The Register went on an exclusive guided tour of Heathrow's new Terminal 5 facilities. It turned out that the airport's design places a heavy emphasis on shopping since, as one BAA executive put it, "This airport has cost us over £4bn - we'd like to make that money back". There were also plans to fingerprint all passengers for security reasons - plans which have now foundered (see below) - and this predicatably brought out your ire:

"The walls of the double-glazed play area are magnetised - you can wrap them in a belt with a bit of metal in it and peg them up."

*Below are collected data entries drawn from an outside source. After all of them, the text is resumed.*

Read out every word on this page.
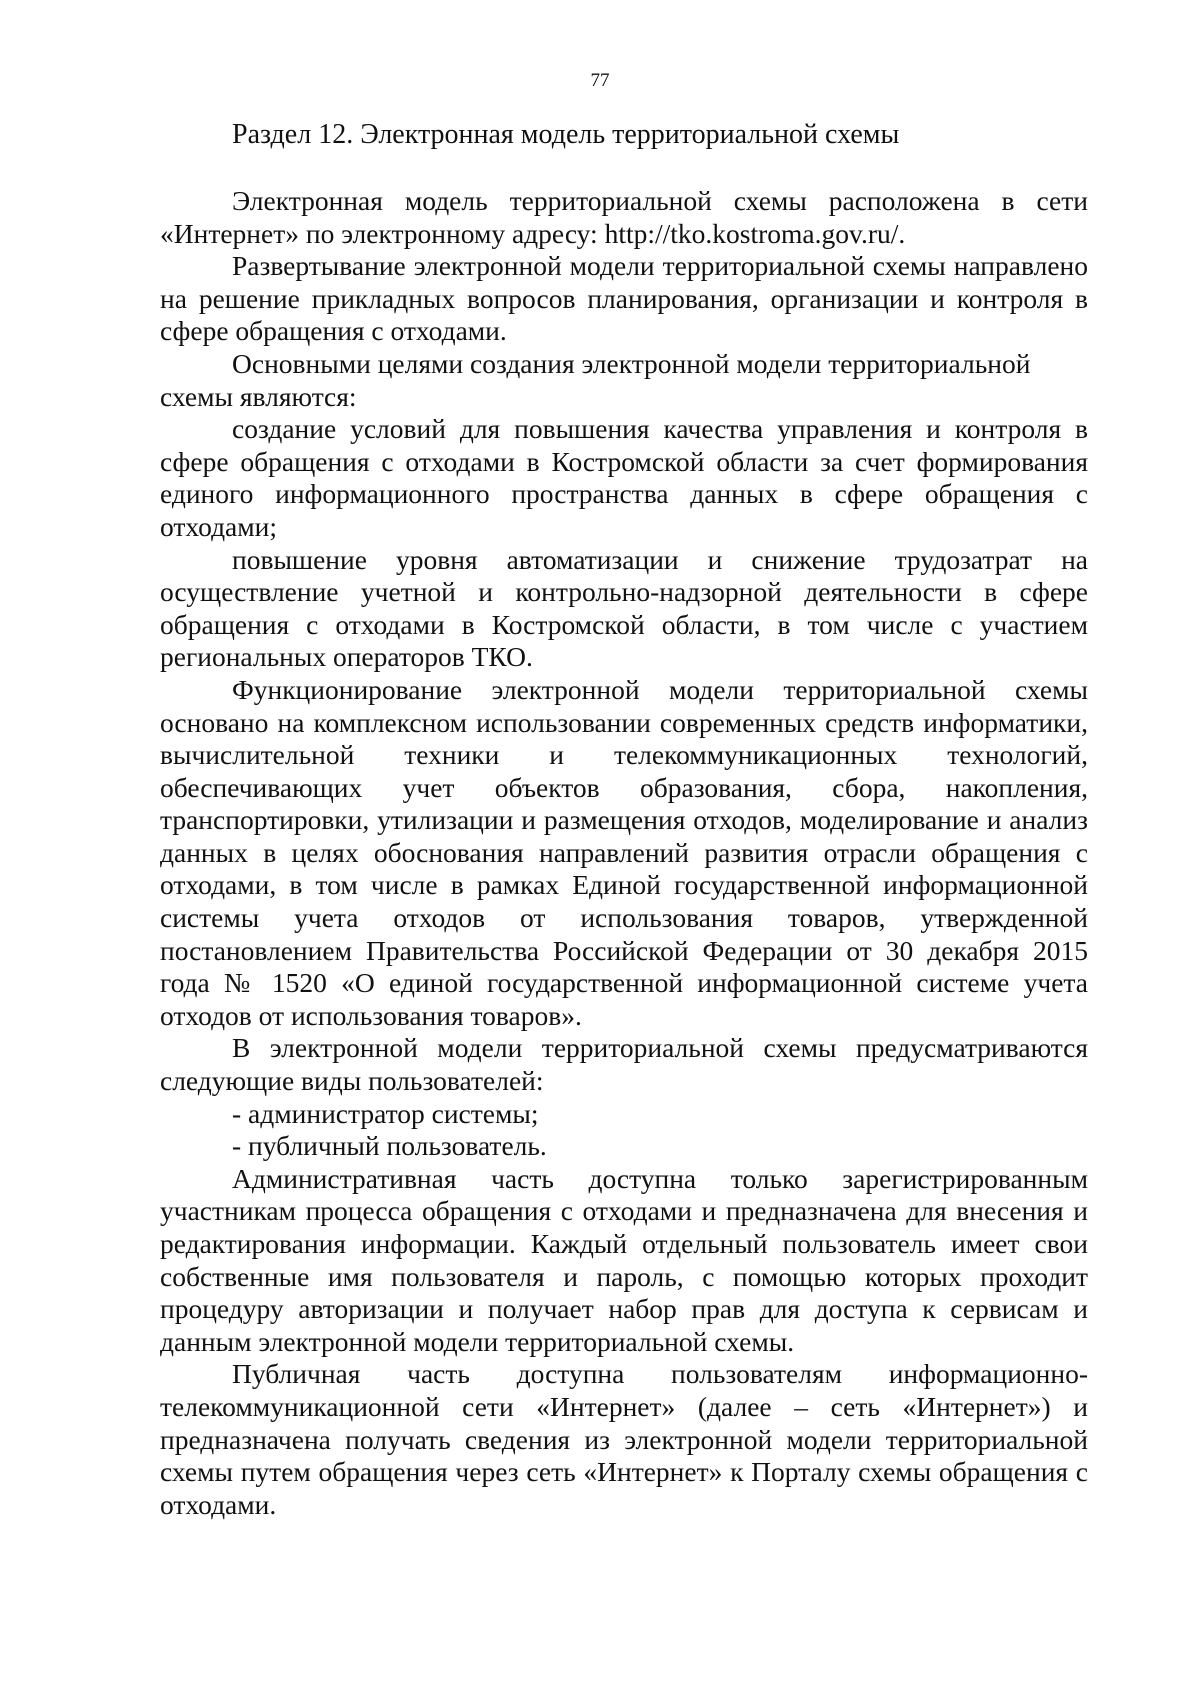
77
Раздел 12. Электронная модель территориальной схемы

Электронная модель территориальной схемы расположена в сети «Интернет» по электронному адресу: http://tko.kostroma.gov.ru/.

Развертывание электронной модели территориальной схемы направлено на решение прикладных вопросов планирования, организации и контроля в сфере обращения с отходами.

Основными целями создания электронной модели территориальной схемы являются:

создание условий для повышения качества управления и контроля в сфере обращения с отходами в Костромской области за счет формирования единого информационного пространства данных в сфере обращения с отходами;

повышение уровня автоматизации и снижение трудозатрат на осуществление учетной и контрольно-надзорной деятельности в сфере обращения с отходами в Костромской области, в том числе с участием региональных операторов ТКО.

Функционирование электронной модели территориальной схемы основано на комплексном использовании современных средств информатики, вычислительной техники и телекоммуникационных технологий, обеспечивающих учет объектов образования, сбора, накопления, транспортировки, утилизации и размещения отходов, моделирование и анализ данных в целях обоснования направлений развития отрасли обращения с отходами, в том числе в рамках Единой государственной информационной системы учета отходов от использования товаров, утвержденной постановлением Правительства Российской Федерации от 30 декабря 2015 года № 1520 «О единой государственной информационной системе учета отходов от использования товаров».

В электронной модели территориальной схемы предусматриваются следующие виды пользователей:

- администратор системы;

- публичный пользователь.

Административная часть доступна только зарегистрированным участникам процесса обращения с отходами и предназначена для внесения и редактирования информации. Каждый отдельный пользователь имеет свои собственные имя пользователя и пароль, с помощью которых проходит процедуру авторизации и получает набор прав для доступа к сервисам и данным электронной модели территориальной схемы.

Публичная часть доступна пользователям информационно-телекоммуникационной сети «Интернет» (далее – сеть «Интернет») и предназначена получать сведения из электронной модели территориальной схемы путем обращения через сеть «Интернет» к Порталу схемы обращения с отходами.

Lean up against them while your kids play. Then try and go for a relaxing massage or a bottle of cheap whisky to dull the pain, only to find out your credit cards are demagnetized? Someone's gonna get beaten to death.

Anonymous Coward


So, the Terminal sees Human Beings as Human Beings? The technologically advanced, all seeing, all knowing Terminal sees us, collects our fingerprints, checks our baggage, and determines that we are unworthy, "inferior meatbags". It watches while we succumb, with a typical biological lack of willpower, to the advertising and commercial brainwashing scattered all around It's facilities. It learns about us. Anyone else find this disturbing? Also, anyone else find the similarity between The Terminal and The Terminator a little distressing?

Skynet is born, and it is a shopping centre with airplanes! Run!!

Just because I'm paranoid doesn't mean the Terminal isn't out to get me!!

Black helicopter because they will be landing there too

Dr. Mouse


The secret to Terminal 5, they told us, is that it will treat human beings "like human beings".

Err.... surely some mistake ? The secret to Terminal 5, they told us, is that it will treat human beings "like criminals".

Anonymous Coward


Regardless of the privacy issues, look forward to lots of delayed flights where people check-in, have their baggage sent off then can't get into the boarding lounge because the fingerprint reader doesn't recognise the previously scanned finger. I am sure I am not alone in having fingers which refuse to scan reliably regardless of the scanning technology. I have been to a number of security exhibitions where manufactures boast of their incredibly low failure rates and have yet to find one which will match me against a previous scan without at least 5 attempts. I can forsee endless trouble if they introduce the ID card.